Bruce Redwine, owner of Chantilly Service Center and one of the estimated 701,100 auto mechanics in the U.S., according to the Bureau of Labor Statistics, finally had enough earlier this summer. He saw Fairfax County parking enforcement officer Jacquelyn D. Hogue, notorious for ticketing cars in the lot, approaching his auto repair shop and instantly knew what it was about.
He had just pulled a car that needed auto inspection into his shop in an attempt to avoid her wrath, but the move was unsuccessful as she already had the ticket written. Before she could even hand him the ticket, though, he snatched it out of her hand and threw some profanity-laced shade in her direction. She responded by calling the local police department and had him arrested for felony assault on a police officer, even though she isn’t a real cop and he claims to have never even touched her.
“They’re harassing the small businesses trying to make it in this tough economy,” said Ray Barrera of AandH Equipment Repair, another auto repair shop in the Mariah Business Center industrial park.
Parking officials are allowed onto the private property only because of a letter that the owner of the business center sent in 2009 specifically granting police permission to enforce county traffic, parking, and towing ordinances. Presumably the intent was to keep illegally parked cars from using the space, but instead it’s turned into a breeding ground for predatory ticketing techniques.

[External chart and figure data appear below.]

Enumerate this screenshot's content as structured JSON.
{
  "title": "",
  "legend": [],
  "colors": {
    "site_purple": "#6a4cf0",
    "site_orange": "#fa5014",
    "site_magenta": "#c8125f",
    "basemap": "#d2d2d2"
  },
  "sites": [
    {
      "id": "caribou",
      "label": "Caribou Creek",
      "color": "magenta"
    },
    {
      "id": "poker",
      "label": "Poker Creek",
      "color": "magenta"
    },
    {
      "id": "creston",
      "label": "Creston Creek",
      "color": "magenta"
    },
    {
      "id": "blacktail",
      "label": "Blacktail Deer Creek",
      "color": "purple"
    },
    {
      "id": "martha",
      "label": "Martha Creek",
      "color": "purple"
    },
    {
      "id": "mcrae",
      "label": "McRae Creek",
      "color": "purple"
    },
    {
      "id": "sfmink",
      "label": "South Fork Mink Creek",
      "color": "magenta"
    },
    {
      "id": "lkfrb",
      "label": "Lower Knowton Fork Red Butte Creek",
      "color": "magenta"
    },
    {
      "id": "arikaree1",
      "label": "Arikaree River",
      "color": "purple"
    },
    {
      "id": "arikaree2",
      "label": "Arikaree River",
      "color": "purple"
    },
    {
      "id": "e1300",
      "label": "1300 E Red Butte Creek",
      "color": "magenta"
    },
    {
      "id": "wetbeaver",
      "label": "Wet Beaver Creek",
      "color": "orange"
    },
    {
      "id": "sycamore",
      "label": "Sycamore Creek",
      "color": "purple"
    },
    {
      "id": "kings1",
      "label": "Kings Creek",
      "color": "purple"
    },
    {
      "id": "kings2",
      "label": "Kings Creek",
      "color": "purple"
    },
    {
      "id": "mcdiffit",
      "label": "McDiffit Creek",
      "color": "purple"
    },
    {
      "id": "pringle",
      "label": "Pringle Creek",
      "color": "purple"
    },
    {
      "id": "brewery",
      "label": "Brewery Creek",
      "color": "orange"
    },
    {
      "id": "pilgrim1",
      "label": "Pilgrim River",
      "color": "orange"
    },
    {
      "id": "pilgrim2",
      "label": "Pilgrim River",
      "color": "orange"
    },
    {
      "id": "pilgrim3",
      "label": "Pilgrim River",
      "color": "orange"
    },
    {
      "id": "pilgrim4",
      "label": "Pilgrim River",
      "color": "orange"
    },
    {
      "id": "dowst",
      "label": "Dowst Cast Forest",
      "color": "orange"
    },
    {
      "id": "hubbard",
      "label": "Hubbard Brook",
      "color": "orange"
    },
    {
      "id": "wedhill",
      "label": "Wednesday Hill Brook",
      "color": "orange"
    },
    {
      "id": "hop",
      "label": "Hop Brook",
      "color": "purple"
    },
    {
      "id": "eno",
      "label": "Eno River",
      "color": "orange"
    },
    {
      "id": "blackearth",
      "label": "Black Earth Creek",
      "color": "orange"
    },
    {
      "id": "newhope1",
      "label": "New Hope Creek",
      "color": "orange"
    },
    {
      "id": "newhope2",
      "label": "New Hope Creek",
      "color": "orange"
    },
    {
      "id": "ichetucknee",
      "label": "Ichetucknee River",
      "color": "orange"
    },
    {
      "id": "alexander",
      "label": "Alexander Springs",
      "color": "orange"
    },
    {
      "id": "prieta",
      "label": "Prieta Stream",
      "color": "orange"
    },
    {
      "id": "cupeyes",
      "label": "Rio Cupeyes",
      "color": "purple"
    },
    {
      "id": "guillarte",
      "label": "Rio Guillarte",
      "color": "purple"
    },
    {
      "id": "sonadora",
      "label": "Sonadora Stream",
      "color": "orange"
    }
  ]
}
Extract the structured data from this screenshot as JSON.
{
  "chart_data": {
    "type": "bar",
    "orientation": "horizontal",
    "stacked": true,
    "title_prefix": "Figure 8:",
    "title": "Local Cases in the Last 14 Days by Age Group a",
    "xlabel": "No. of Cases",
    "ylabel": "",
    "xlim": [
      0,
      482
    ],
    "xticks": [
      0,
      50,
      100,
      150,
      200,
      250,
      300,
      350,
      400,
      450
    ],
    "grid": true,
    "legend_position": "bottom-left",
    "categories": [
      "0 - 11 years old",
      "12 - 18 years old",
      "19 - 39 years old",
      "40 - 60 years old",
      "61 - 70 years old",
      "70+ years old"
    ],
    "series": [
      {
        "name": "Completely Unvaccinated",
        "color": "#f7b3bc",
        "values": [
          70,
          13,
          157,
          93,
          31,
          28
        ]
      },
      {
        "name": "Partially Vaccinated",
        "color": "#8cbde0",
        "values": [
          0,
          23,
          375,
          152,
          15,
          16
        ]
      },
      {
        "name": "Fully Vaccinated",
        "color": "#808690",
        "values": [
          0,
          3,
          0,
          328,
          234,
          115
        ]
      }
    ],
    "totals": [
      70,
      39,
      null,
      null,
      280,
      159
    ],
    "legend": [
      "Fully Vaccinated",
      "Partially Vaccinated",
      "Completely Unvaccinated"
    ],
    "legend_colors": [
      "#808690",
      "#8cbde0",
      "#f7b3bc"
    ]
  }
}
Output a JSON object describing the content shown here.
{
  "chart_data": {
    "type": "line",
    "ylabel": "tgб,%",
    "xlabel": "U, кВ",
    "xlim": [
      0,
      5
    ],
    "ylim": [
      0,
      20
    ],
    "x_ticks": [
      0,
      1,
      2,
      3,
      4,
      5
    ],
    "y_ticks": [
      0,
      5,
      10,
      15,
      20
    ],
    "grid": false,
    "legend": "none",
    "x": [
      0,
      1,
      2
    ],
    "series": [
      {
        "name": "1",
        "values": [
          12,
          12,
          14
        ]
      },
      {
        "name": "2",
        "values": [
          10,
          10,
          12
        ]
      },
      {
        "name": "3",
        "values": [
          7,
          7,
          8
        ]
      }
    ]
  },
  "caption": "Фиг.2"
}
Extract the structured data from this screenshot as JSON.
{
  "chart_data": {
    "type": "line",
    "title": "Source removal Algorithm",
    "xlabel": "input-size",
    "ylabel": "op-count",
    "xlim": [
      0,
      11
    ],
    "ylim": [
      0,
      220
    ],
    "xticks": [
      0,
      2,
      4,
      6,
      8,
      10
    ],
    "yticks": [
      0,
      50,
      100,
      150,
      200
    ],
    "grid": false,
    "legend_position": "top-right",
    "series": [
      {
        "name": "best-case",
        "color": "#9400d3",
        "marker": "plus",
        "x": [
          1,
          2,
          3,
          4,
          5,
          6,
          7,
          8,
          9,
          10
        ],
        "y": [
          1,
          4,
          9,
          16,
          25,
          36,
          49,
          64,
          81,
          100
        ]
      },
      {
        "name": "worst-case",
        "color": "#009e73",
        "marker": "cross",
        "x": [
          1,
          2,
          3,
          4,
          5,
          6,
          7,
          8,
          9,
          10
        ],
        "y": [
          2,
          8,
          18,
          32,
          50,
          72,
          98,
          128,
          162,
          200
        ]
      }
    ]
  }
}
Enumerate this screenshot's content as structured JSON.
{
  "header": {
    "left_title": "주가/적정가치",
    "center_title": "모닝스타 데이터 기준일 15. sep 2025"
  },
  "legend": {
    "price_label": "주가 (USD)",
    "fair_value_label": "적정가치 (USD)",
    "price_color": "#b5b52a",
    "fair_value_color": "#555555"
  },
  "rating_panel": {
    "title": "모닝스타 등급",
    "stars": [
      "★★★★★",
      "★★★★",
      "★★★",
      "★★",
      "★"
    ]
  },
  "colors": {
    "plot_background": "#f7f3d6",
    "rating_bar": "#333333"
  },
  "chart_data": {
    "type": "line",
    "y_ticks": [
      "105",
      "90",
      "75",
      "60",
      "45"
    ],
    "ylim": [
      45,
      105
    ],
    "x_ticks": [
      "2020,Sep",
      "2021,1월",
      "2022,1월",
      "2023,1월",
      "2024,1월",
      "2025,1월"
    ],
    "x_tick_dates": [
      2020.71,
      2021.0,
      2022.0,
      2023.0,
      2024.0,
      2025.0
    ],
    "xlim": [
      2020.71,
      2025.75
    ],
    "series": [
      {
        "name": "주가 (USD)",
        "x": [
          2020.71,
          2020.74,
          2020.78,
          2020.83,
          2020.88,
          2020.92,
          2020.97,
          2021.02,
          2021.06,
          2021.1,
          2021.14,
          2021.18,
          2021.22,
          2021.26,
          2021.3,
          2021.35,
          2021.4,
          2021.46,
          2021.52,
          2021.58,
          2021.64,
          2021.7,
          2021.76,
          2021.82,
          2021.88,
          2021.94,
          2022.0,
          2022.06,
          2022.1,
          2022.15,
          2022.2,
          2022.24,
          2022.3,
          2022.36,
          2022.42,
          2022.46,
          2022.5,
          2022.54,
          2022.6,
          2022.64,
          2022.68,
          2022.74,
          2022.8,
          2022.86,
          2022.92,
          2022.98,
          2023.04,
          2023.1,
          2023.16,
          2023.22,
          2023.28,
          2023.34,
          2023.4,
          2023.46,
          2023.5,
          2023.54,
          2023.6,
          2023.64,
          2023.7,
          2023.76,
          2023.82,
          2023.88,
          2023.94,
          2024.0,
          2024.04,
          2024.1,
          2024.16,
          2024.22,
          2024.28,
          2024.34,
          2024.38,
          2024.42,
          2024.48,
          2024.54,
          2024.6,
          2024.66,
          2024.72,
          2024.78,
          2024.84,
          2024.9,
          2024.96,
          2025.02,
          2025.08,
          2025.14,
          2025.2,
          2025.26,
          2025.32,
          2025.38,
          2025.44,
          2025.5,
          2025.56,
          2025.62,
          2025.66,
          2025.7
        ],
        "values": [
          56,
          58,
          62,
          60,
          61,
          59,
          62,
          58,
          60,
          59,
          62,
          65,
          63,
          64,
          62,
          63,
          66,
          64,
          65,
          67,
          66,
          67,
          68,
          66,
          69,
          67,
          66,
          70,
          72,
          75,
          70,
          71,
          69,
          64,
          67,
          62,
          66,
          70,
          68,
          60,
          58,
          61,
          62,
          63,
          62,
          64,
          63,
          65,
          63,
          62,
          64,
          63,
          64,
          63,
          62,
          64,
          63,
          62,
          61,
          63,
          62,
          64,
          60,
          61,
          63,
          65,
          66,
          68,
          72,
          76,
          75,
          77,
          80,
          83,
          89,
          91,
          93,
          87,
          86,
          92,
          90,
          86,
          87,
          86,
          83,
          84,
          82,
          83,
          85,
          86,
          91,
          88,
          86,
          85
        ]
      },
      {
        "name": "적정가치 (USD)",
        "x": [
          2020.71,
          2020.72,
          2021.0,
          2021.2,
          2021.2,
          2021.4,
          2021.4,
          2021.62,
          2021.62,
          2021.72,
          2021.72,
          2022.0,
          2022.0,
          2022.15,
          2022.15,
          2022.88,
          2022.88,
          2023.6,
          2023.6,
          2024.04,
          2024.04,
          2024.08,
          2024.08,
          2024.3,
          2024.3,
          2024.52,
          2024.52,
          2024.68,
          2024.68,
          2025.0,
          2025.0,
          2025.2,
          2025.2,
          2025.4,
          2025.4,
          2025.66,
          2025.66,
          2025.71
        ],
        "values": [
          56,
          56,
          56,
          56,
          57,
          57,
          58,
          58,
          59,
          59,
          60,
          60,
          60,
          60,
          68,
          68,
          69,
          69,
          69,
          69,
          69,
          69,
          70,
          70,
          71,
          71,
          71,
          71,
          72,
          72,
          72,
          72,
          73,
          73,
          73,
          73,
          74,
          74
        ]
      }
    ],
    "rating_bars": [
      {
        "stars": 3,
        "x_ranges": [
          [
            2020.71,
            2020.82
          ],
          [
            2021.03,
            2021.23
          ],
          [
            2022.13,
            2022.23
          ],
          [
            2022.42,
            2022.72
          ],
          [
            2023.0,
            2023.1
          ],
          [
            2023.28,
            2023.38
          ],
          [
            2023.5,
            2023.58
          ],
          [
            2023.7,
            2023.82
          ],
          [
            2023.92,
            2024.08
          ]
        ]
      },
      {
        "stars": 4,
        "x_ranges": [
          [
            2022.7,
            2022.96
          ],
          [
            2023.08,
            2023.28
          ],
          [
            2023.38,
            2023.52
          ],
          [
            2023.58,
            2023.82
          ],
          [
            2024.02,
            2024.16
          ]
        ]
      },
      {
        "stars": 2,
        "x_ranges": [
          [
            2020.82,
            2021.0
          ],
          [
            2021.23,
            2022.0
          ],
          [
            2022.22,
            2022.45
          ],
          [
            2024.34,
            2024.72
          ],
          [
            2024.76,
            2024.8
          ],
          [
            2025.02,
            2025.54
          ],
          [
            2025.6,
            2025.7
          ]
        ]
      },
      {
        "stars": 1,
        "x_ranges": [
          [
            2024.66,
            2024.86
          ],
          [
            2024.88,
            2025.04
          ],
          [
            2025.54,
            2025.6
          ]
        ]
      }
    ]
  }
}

Redwine was later acquitted of the charge on jury appeal after the first judge sentenced him to four days in prison. Although it was a relief to be found innocent of the charge, it still doesn’t change the fact he faces thousands of dollars in legal fees as well as the fact that he’s now been booked, fingerprinted, and had his mugshot taken for something so ridiculous.
This on top of the fact that he claims to have spent thousands of dollars, $2,200 in one month alone, covering the tickets his patrons have gotten while leaving their car with him. About 25% of drivers admitted to neglecting repairs/maintenance in the last year and with the average repair cost coming to about $305 in the U.S., it wouldn’t be good business to leave customers with even more of a burden.
“In order to retain my clientele, I would eat the ticket,” Redwine said. “I don’t want to give them a bill for repairs and add on $50 for a ticket. You think they’ll come back?”
The auto repair shop owners realize the officers have permission to issue tickets in the lot, but they’re asking for common sense and discretion. Not only are they scaring away customers, but they’re also severely hurting local small businesses still recovering from the recent economic downturn. Standard protocol among the shop workers is to stop everything and start shuffling cars inside garages anytime Hogue is spotted in the lots vicinity.